H2O Hack Analysis
Background introduction
On March 14, 2025, we detected an attack on the BNB Smart Chain project H2O. The attack hash is:
https://bscscan.com/tx/0x729c502a7dfd5332a9bdbcacec97137899ecc82c17d0797b9686a7f9f6005cb7
https://bscscan.com/tx/0x994abe7906a4a955c103071221e5eaa734a30dccdcdaac63496ece2b698a0fc3
The attacked project is H2O, and the attack caused a total loss of 22,000 USD.
Attack and incident analysis
In the first attack, the attacker first borrowed 100,000 USDT from the PancakeSwapV3 Pool using flashloan as the initial capital for the attack.
Subsequently, the initial borrowed funds were used to redeem 66,439,209 H2O in the USDT-H2O PancakeSwap Pair.
The attacker then frequently transferred H2O to the PancakeSwap Pair USDT-H2O, causing the USDT reserve and H2O reserve in the Pair to be unbalanced, and then used skim to balance reserve0 and reserve1 in the Pair to carry out the attack. The vulnerability of H2O appears in the transfer function, and we can see the specific implementation of the transfer function.
The problem specifically occurs in the function. When from is a PancakeSwap Pair, the _calulate function is called. Since the attacker takes advantage of the imbalance between Reserve0 and Reserve1 of the Pair and calls skim to transfer to itself, the sender of the transfer is the Pair address. Next, let’s take a look at the specific implementation of this function.
The logic of this function is very simple. It dynamically sets the reward rate (1%-5%, the lower the balance, the lower the rate) according to the balance of H2O tokens held by the contract itself, and distributes H2 or O2 tokens to users in proportion through on-chain random numbers; when a user holds at least 10 H2 and 5 O2, he can destroy the tokens in a 2:1 ratio (simulating the chemical reaction 2H₂+O₂→2H₂O) and exchange them for the H2O tokens in the contract. The actual exchange amount is limited by the balance of the contract.
The logic of the contract to generate on-chain random numbers is as follows:
Calculated based on blocktime, blocknumber and keccak256 of msg.sender. In the first attack, since the attacker did not have H2 Token and O2 Token, 169,731,921 O2 Token were obtained in this attack. Next, the attacker only needs to make getRandomOnchain()%2 == 1 to complete the attack. The attacker then made three more attempts, but the first two getRandomOnchain()%2 were both 0, resulting in the failure of the attack. The fourth attempt was the final one.
In the fourth attack, the attacker first borrowed 100,000 USDT from PancakeSwapV3 Pool using flashloan as the initial capital for the attack.
Subsequently, the initial borrowed funds were used to redeem 66,439,209 H2O in the USDT-H2O PancakeSwap Pair.

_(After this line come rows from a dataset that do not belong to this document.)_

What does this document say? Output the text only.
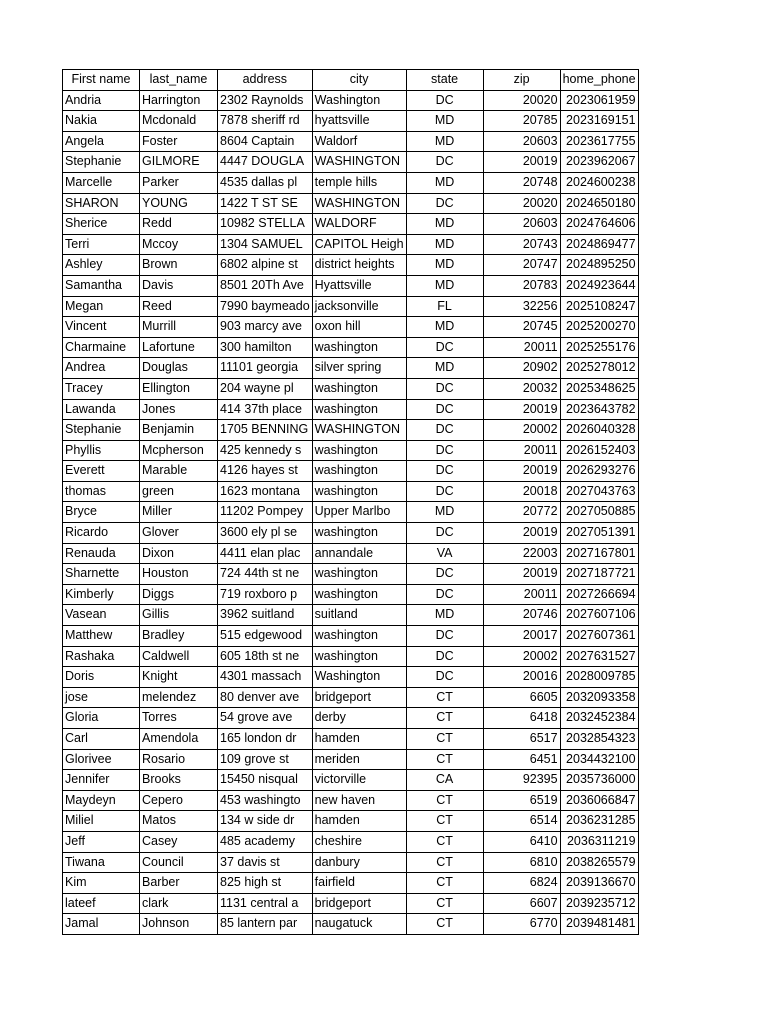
First name	last_name	address	city	state	zip	home_phone
Andria	Harrington	2302 Raynolds	Washington	DC	20020	2023061959
Nakia	Mcdonald	7878 sheriff rd	hyattsville	MD	20785	2023169151
Angela	Foster	8604 Captain	Waldorf	MD	20603	2023617755
Stephanie	GILMORE	4447 DOUGLA	WASHINGTON	DC	20019	2023962067
Marcelle	Parker	4535 dallas pl	temple hills	MD	20748	2024600238
SHARON	YOUNG	1422 T ST SE	WASHINGTON	DC	20020	2024650180
Sherice	Redd	10982 STELLA	WALDORF	MD	20603	2024764606
Terri	Mccoy	1304 SAMUEL	CAPITOL Heigh	MD	20743	2024869477
Ashley	Brown	6802 alpine st	district heights	MD	20747	2024895250
Samantha	Davis	8501 20Th Ave	Hyattsville	MD	20783	2024923644
Megan	Reed	7990 baymeado	jacksonville	FL	32256	2025108247
Vincent	Murrill	903 marcy ave	oxon hill	MD	20745	2025200270
Charmaine	Lafortune	300 hamilton	washington	DC	20011	2025255176
Andrea	Douglas	11101 georgia	silver spring	MD	20902	2025278012
Tracey	Ellington	204 wayne pl	washington	DC	20032	2025348625
Lawanda	Jones	414 37th place	washington	DC	20019	2023643782
Stephanie	Benjamin	1705 BENNING	WASHINGTON	DC	20002	2026040328
Phyllis	Mcpherson	425 kennedy s	washington	DC	20011	2026152403
Everett	Marable	4126 hayes st	washington	DC	20019	2026293276
thomas	green	1623 montana	washington	DC	20018	2027043763
Bryce	Miller	11202 Pompey	Upper Marlbo	MD	20772	2027050885
Ricardo	Glover	3600 ely pl se	washington	DC	20019	2027051391
Renauda	Dixon	4411 elan plac	annandale	VA	22003	2027167801
Sharnette	Houston	724 44th st ne	washington	DC	20019	2027187721
Kimberly	Diggs	719 roxboro p	washington	DC	20011	2027266694
Vasean	Gillis	3962 suitland	suitland	MD	20746	2027607106
Matthew	Bradley	515 edgewood	washington	DC	20017	2027607361
Rashaka	Caldwell	605 18th st ne	washington	DC	20002	2027631527
Doris	Knight	4301 massach	Washington	DC	20016	2028009785
jose	melendez	80 denver ave	bridgeport	CT	6605	2032093358
Gloria	Torres	54 grove ave	derby	CT	6418	2032452384
Carl	Amendola	165 london dr	hamden	CT	6517	2032854323
Glorivee	Rosario	109 grove st	meriden	CT	6451	2034432100
Jennifer	Brooks	15450 nisqual	victorville	CA	92395	2035736000
Maydeyn	Cepero	453 washingto	new haven	CT	6519	2036066847
Miliel	Matos	134 w side dr	hamden	CT	6514	2036231285
Jeff	Casey	485 academy	cheshire	CT	6410	2036311219
Tiwana	Council	37 davis st	danbury	CT	6810	2038265579
Kim	Barber	825 high st	fairfield	CT	6824	2039136670
lateef	clark	1131 central a	bridgeport	CT	6607	2039235712
Jamal	Johnson	85 lantern par	naugatuck	CT	6770	2039481481
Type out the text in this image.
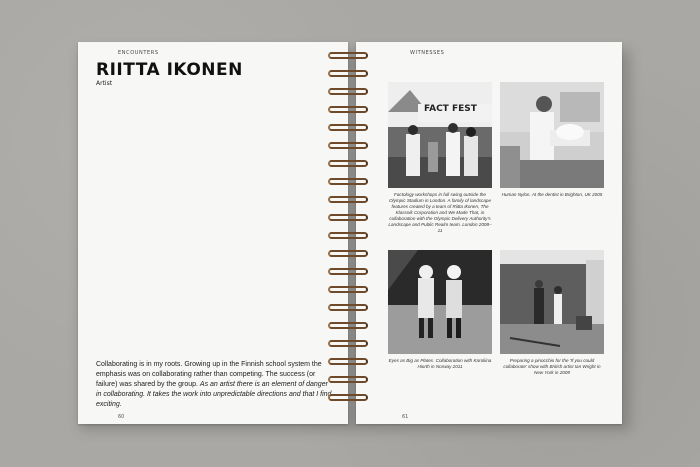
ENCOUNTERS
RIITTA IKONEN
Artist
Collaborating is in my roots. Growing up in the Finnish school system the emphasis was on collaborating rather than competing. The success (or failure) was shared by the group. As an artist there is an element of danger in collaborating. It takes the work into unpredictable directions and that I find exciting.
60
WITNESSES
FACT FEST
Factology workshops in full swing outside the Olympic Stadium in London. A family of landscape features created by a team of Riitta Ikonen, The Klassnik Corporation and We Made That, in collaboration with the Olympic Delivery Authority's Landscape and Public Realm team. London 2008–11
Human Nylon. At the dentist in Brighton, UK 2005
Eyes as Big as Plates. Collaboration with Karoliina Hiorth in Norway 2011
Preparing a pinocchio for the 'If you could collaborate' show with British artist Ian Wright in New York in 2009
61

The attacker then frequently transferred H2O to the PancakeSwap Pair USDT-H2O, causing an imbalance between the USDT reserve and the H2O reserve in the Pair. He then used skim to balance the reserve0 and reserve1 in the Pair to carry out the attack.
According to our analysis above, getRandomOnchain()%2 is 1 in this attack, so H2O will mint H2Token. Because the attacker used getRandomOnchain()%2 to be 0 during the first attack, a large number of O2 Tokens were minted. Therefore, H2O burned H2 and O2 and transferred its own H2O to the attacker.
Finally, the attacker exchanged 122,820 USDT with the H2O that came out of thin air. After repaying the flashloan of 100,000 USDT and the interest of 50 USDT, the final profit was 22,770 USDT.
Summary
The main cause of this vulnerability is that when the H20 Token contract designed the economic model of buying from PancakeSwap Pair, it did not consider that skim could also achieve the same purpose when modifying the ERC20 transfer function, resulting in the attacker using skim to obtain a large amount of incentives out of thin air. It is recommended that the project party should conduct multi-party verification when designing the economic model, price calculation mechanism and code operation logic, and try to select multiple audit companies for cross-audit when auditing the contract before it goes online.